We sold the $65 put option contract back on 4/5 with tomorrow’s expiration date, 4/19. HHH has been trading in the low $60’s the last few days, and today we were assigned the shares at the $65 strike price. Now we own 200 shares of HHH.
We still like HHH as a company, and we feel that the trading price for HHH is dropping because of the talk surrounding interest rates. HHH invests in real estate and has significant exposure to interest rates. Until recently many thought that the FOMC would start cutting interest rates at their June meeting. Now that is looking less likely. The chances that there are two or fewer no interest rate cuts this year continue to increase. In general, higher interest rates do not favor real estate, so it makes sense that the share price of HHH has been dropping recently. Here is the schedule of upcoming FOMC meeting dates.
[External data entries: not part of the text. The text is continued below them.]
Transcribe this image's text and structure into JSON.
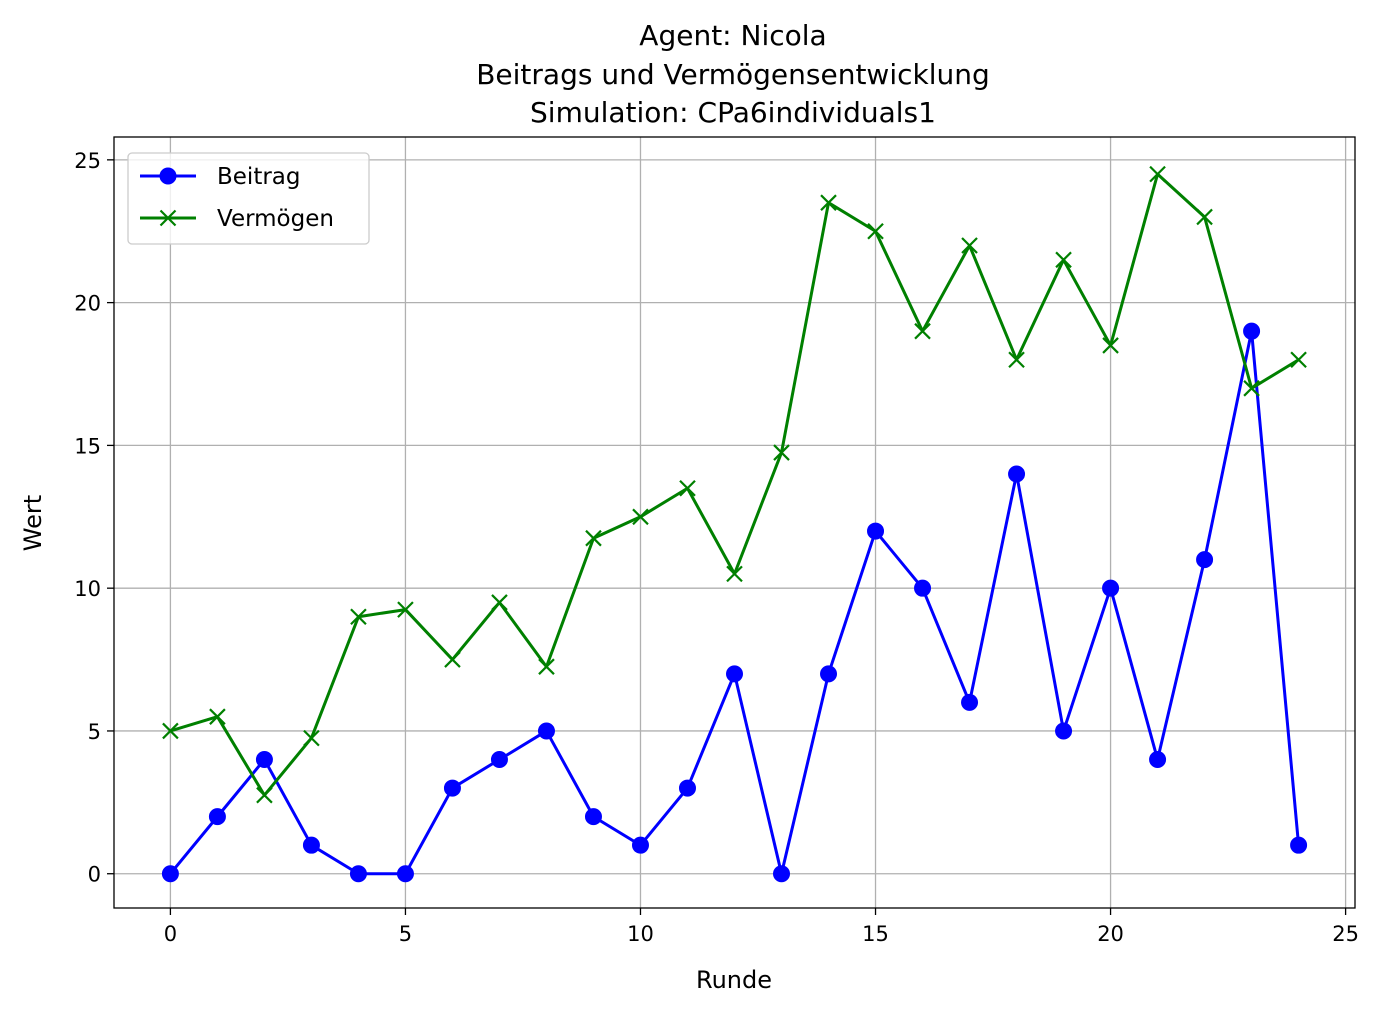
{
  "chart_data": {
    "type": "line",
    "title_lines": [
      "Agent: Nicola",
      "Beitrags und Vermögensentwicklung",
      "Simulation: CPa6individuals1"
    ],
    "xlabel": "Runde",
    "ylabel": "Wert",
    "xlim": [
      -1.2,
      25.2
    ],
    "ylim": [
      -1.2,
      25.8
    ],
    "xticks": [
      0,
      5,
      10,
      15,
      20,
      25
    ],
    "yticks": [
      0,
      5,
      10,
      15,
      20,
      25
    ],
    "grid": true,
    "legend_position": "top-left",
    "x": [
      0,
      1,
      2,
      3,
      4,
      5,
      6,
      7,
      8,
      9,
      10,
      11,
      12,
      13,
      14,
      15,
      16,
      17,
      18,
      19,
      20,
      21,
      22,
      23,
      24
    ],
    "series": [
      {
        "name": "Beitrag",
        "color": "#0000ff",
        "marker": "circle",
        "values": [
          0,
          2,
          4,
          1,
          0,
          0,
          3,
          4,
          5,
          2,
          1,
          3,
          7,
          0,
          7,
          12,
          10,
          6,
          14,
          5,
          10,
          4,
          11,
          19,
          1
        ]
      },
      {
        "name": "Vermögen",
        "color": "#008000",
        "marker": "x",
        "values": [
          5,
          5.5,
          2.75,
          4.75,
          9,
          9.25,
          7.5,
          9.5,
          7.25,
          11.75,
          12.5,
          13.5,
          10.5,
          14.75,
          23.5,
          22.5,
          19,
          22,
          18,
          21.5,
          18.5,
          24.5,
          23,
          17,
          18
        ]
      }
    ]
  }
}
We now have 200 shares of HHH in this portfolio, so we can sell a call option contract and if the option is called away we’ll still have some shares. Our assignment price was $65. Remember that we earned $0.75 per share in option premium when we sold to open that put option contract. So even though we bought the shares at $65, we subtract the $0.75 in option premium from that. That gives us a cost basis of $64.25 on those shares. Then when we sell the $65 call, the options premium for the call option contract will reduce our basis below our current $64.25. So we’re using the options premium to generate passive income even when we’re buying and selling the shares at the same price. That’s how this passive income strategy for accredited investors creates profit.
The Weekly Options Trade
The option chain below shows the 5/17 $65 call option with a Bid of $0.80 and an Ask of $1.00. We sold to open the $65 call option contract for $0.90. If the trading price of HHH is above $65 at expiration on 5/17 our shares will be called away at $65. We’d be ok with that because we made the $0.75 when we sold the put plus the $0.90 when we sold the call. That means we would have $1.65 in profit ($0.75 from selling the put plus the $0.90 from selling the call). If the trading price for HHH stays below $65 from now through the 5/17 expiration date we’ll keep the shares.
When we sell a strangle for passive income we both a put and call with the same expiration date, but at different strike prices. Our call is at $65 and we sold to open the $60 put strike for $2.10. Both strikes are for the 5/17 expiration date. The put option is a one month trade, and we’re putting up $60 (time 100 shares) when we sell to open the put option contract. We’re getting $2.10 in option premium, so we divide the $2.10 into the $60 strike. That gives us 0.035. this is a one month trade and there are twelve months in one year, so our time multiplier is twelve. So we multiply 12 x 0.035 and we get 0.42, or an annualized return of 42%. Here’s a tool that can help with the math.
Cost Basis per Share
So far we’ve purchased 100 shares of HHH outright at $66.57. We sold the $65 put, collected $0.75 in premium, and were assigned shares at $65. Then we sold the $65 call on those shares. Then we sold to open the $60 put to collect more premium. We now own 200 shares and our cost basis is $63.91 per share.